Además, el legado de un gobierno que no logra el cambio real puede ser devastador. Cuando estos líderes abandonen el poder, lo que dejarán a su paso no será un país en vías de transformación sino un terreno fértil para que las mafias y la corrupción se reproduzcan. La falta de cambios estructurales permitirá que los mismos actores ocupen de nuevo los espacios de poder, perpetuando un ciclo vicioso de impunidad y desconfianza al que –al parecer–, los guatemaltecos nos hemos resignado.

La historia está llena de ejemplos de gobiernos que prometieron un cambio, solo para sucumbir ante la presión de un sistema corrupto y mafioso. En muchos casos, lo que sigue a su mandato es un periodo de mayor inestabilidad y retroceso, donde las esperanzas de la población se convierten en resentimiento. Un cambio superficial puede ser más dañino que la continuidad del modelo imperante, al ofrecer una ilusión de progreso mientras se perpetúan las mismas dinámicas de poder.

Es imperativo que la ciudadanía no se deje llevar únicamente por las promesas de cambio, sino que exija acciones concretas y una verdadera rendición de cuentas. Quienes nos sumamos a la defensa de la democracia y apoyamos para que Arévalo, Herrera y su partido llegaran al poder, debemos exigir de la misma manera que cumplan con lo que nos prometieron. Sabían a lo que iban, conocían los poderes contra los que se enfrentaban, y las consecuencias que conlleva ser el gobierno de transición y cambio que prometieron ser. Un gobierno efectivo debe tener la voluntad política y el respaldo social necesarios para enfrentar a las mafias y a la corrupción. El respaldo social aún existe, pero la desesperación apremia. La lucha no es solo por un nuevo rostro en el poder sino por un sistema que priorice la justicia, la transparencia y el bienestar colectivo.

En conclusión, el peligro de un gobierno de cambio que no logre la transformación es real y debe ser abordado con seriedad.
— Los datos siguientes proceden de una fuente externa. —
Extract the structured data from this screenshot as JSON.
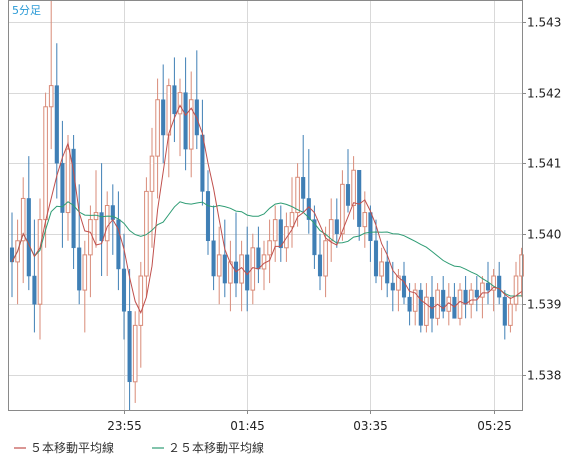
{
  "chart_data": {
    "type": "candlestick",
    "timeframe_label": "5分足",
    "x_ticks": [
      "23:55",
      "01:45",
      "03:35",
      "05:25"
    ],
    "y_ticks": [
      "1.538",
      "1.539",
      "1.540",
      "1.541",
      "1.542",
      "1.543"
    ],
    "ylim": [
      1.5375,
      1.5433
    ],
    "grid": true,
    "legend": [
      {
        "name": "５本移動平均線",
        "color": "#c0504d"
      },
      {
        "name": "２５本移動平均線",
        "color": "#2e9c74"
      }
    ],
    "colors": {
      "up": "#d98b78",
      "down": "#3f7fb5",
      "ma5": "#c0504d",
      "ma25": "#2e9c74",
      "grid": "#d9d9d9",
      "timeframe": "#2a9ad6"
    },
    "candles": [
      [
        1.5398,
        1.5403,
        1.5391,
        1.5396
      ],
      [
        1.5396,
        1.5402,
        1.539,
        1.5399
      ],
      [
        1.5399,
        1.5408,
        1.5393,
        1.5405
      ],
      [
        1.5405,
        1.5411,
        1.5392,
        1.5394
      ],
      [
        1.5394,
        1.5402,
        1.5386,
        1.539
      ],
      [
        1.539,
        1.5405,
        1.5385,
        1.5402
      ],
      [
        1.5402,
        1.542,
        1.5398,
        1.5418
      ],
      [
        1.5418,
        1.5433,
        1.5412,
        1.5421
      ],
      [
        1.5421,
        1.5427,
        1.5405,
        1.541
      ],
      [
        1.541,
        1.5416,
        1.5398,
        1.5403
      ],
      [
        1.5403,
        1.5414,
        1.5399,
        1.5412
      ],
      [
        1.5412,
        1.5414,
        1.5395,
        1.5398
      ],
      [
        1.5398,
        1.5407,
        1.539,
        1.5392
      ],
      [
        1.5392,
        1.5399,
        1.5386,
        1.5397
      ],
      [
        1.5397,
        1.5404,
        1.5391,
        1.5402
      ],
      [
        1.5402,
        1.5409,
        1.5398,
        1.5403
      ],
      [
        1.5403,
        1.541,
        1.5394,
        1.5399
      ],
      [
        1.5399,
        1.5406,
        1.5394,
        1.5404
      ],
      [
        1.5404,
        1.5407,
        1.5397,
        1.5402
      ],
      [
        1.5402,
        1.5406,
        1.5392,
        1.5395
      ],
      [
        1.5395,
        1.54,
        1.5385,
        1.5389
      ],
      [
        1.5389,
        1.5395,
        1.5375,
        1.5379
      ],
      [
        1.5379,
        1.5389,
        1.5376,
        1.5387
      ],
      [
        1.5387,
        1.5396,
        1.5381,
        1.5394
      ],
      [
        1.5394,
        1.5408,
        1.5391,
        1.5406
      ],
      [
        1.5406,
        1.5415,
        1.5398,
        1.5411
      ],
      [
        1.5411,
        1.5422,
        1.5405,
        1.5419
      ],
      [
        1.5419,
        1.5424,
        1.541,
        1.5414
      ],
      [
        1.5414,
        1.5422,
        1.5408,
        1.5421
      ],
      [
        1.5421,
        1.5425,
        1.5413,
        1.5417
      ],
      [
        1.5417,
        1.5422,
        1.5411,
        1.542
      ],
      [
        1.542,
        1.5425,
        1.5409,
        1.5412
      ],
      [
        1.5412,
        1.5423,
        1.5408,
        1.5419
      ],
      [
        1.5419,
        1.5426,
        1.5412,
        1.5414
      ],
      [
        1.5414,
        1.5419,
        1.5404,
        1.5406
      ],
      [
        1.5406,
        1.5409,
        1.5397,
        1.5399
      ],
      [
        1.5399,
        1.5404,
        1.5392,
        1.5394
      ],
      [
        1.5394,
        1.5401,
        1.539,
        1.5397
      ],
      [
        1.5397,
        1.5402,
        1.5391,
        1.5393
      ],
      [
        1.5393,
        1.5399,
        1.5389,
        1.5396
      ],
      [
        1.5396,
        1.5403,
        1.5391,
        1.5393
      ],
      [
        1.5393,
        1.5399,
        1.5389,
        1.5397
      ],
      [
        1.5397,
        1.5401,
        1.5389,
        1.5392
      ],
      [
        1.5392,
        1.54,
        1.539,
        1.5398
      ],
      [
        1.5398,
        1.5401,
        1.5393,
        1.5395
      ],
      [
        1.5395,
        1.5399,
        1.5392,
        1.5397
      ],
      [
        1.5397,
        1.5402,
        1.5393,
        1.5399
      ],
      [
        1.5399,
        1.5404,
        1.5396,
        1.5402
      ],
      [
        1.5402,
        1.5404,
        1.5396,
        1.5398
      ],
      [
        1.5398,
        1.5403,
        1.5396,
        1.5401
      ],
      [
        1.5401,
        1.5408,
        1.5398,
        1.5403
      ],
      [
        1.5403,
        1.541,
        1.5401,
        1.5408
      ],
      [
        1.5408,
        1.5414,
        1.5403,
        1.5405
      ],
      [
        1.5405,
        1.5412,
        1.54,
        1.5402
      ],
      [
        1.5402,
        1.5404,
        1.5395,
        1.5397
      ],
      [
        1.5397,
        1.54,
        1.5392,
        1.5394
      ],
      [
        1.5394,
        1.5401,
        1.5391,
        1.5399
      ],
      [
        1.5399,
        1.5405,
        1.5396,
        1.5402
      ],
      [
        1.5402,
        1.5405,
        1.5398,
        1.54
      ],
      [
        1.54,
        1.5409,
        1.5399,
        1.5407
      ],
      [
        1.5407,
        1.5412,
        1.5403,
        1.5404
      ],
      [
        1.5404,
        1.5411,
        1.5402,
        1.5409
      ],
      [
        1.5409,
        1.5409,
        1.5399,
        1.5401
      ],
      [
        1.5401,
        1.5406,
        1.5398,
        1.5403
      ],
      [
        1.5403,
        1.5404,
        1.5396,
        1.5399
      ],
      [
        1.5399,
        1.5402,
        1.5393,
        1.5394
      ],
      [
        1.5394,
        1.5398,
        1.5392,
        1.5396
      ],
      [
        1.5396,
        1.5399,
        1.5391,
        1.5393
      ],
      [
        1.5393,
        1.5396,
        1.5389,
        1.5392
      ],
      [
        1.5392,
        1.5395,
        1.5389,
        1.5394
      ],
      [
        1.5394,
        1.5396,
        1.539,
        1.5391
      ],
      [
        1.5391,
        1.5393,
        1.5387,
        1.5389
      ],
      [
        1.5389,
        1.5393,
        1.5387,
        1.5392
      ],
      [
        1.5392,
        1.5393,
        1.5386,
        1.5387
      ],
      [
        1.5387,
        1.5393,
        1.5386,
        1.5391
      ],
      [
        1.5391,
        1.5394,
        1.5386,
        1.5388
      ],
      [
        1.5388,
        1.5393,
        1.5387,
        1.5392
      ],
      [
        1.5392,
        1.5394,
        1.5388,
        1.5389
      ],
      [
        1.5389,
        1.5393,
        1.5387,
        1.5391
      ],
      [
        1.5391,
        1.5393,
        1.5388,
        1.5388
      ],
      [
        1.5388,
        1.5393,
        1.5387,
        1.5392
      ],
      [
        1.5392,
        1.5394,
        1.5388,
        1.539
      ],
      [
        1.539,
        1.5393,
        1.5388,
        1.5392
      ],
      [
        1.5392,
        1.5394,
        1.5389,
        1.5391
      ],
      [
        1.5391,
        1.5394,
        1.5388,
        1.5393
      ],
      [
        1.5393,
        1.5396,
        1.539,
        1.5392
      ],
      [
        1.5392,
        1.5395,
        1.5389,
        1.5394
      ],
      [
        1.5394,
        1.5396,
        1.539,
        1.5391
      ],
      [
        1.5391,
        1.5392,
        1.5385,
        1.5387
      ],
      [
        1.5387,
        1.5391,
        1.5386,
        1.539
      ],
      [
        1.539,
        1.5396,
        1.5389,
        1.5394
      ],
      [
        1.5394,
        1.5398,
        1.5391,
        1.5397
      ]
    ]
  }
}
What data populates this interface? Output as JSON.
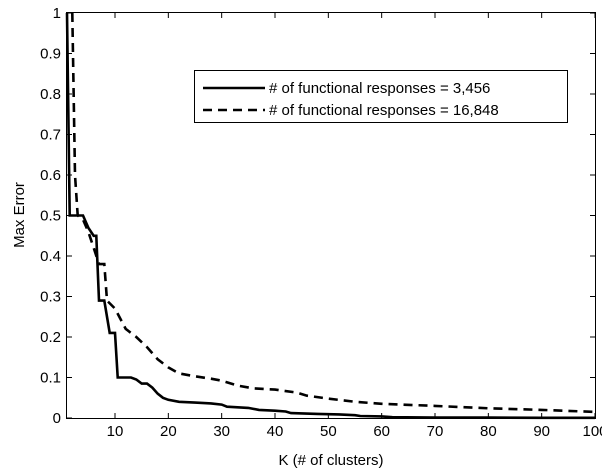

Su fracaso puede ser aún peor que haber confiado en una de las impresentables opciones. La historia nos enseña que la transformación requiere más que buenas intenciones, necesita un compromiso inquebrantable con la verdad y la justicia; requiere que sus protagonistas estén dispuestos a llegar hasta las últimas consecuencias para lograr los resultados prometidos. Solo así construiremos un futuro donde las promesas de cambio se traduzcan en realidades duraderas.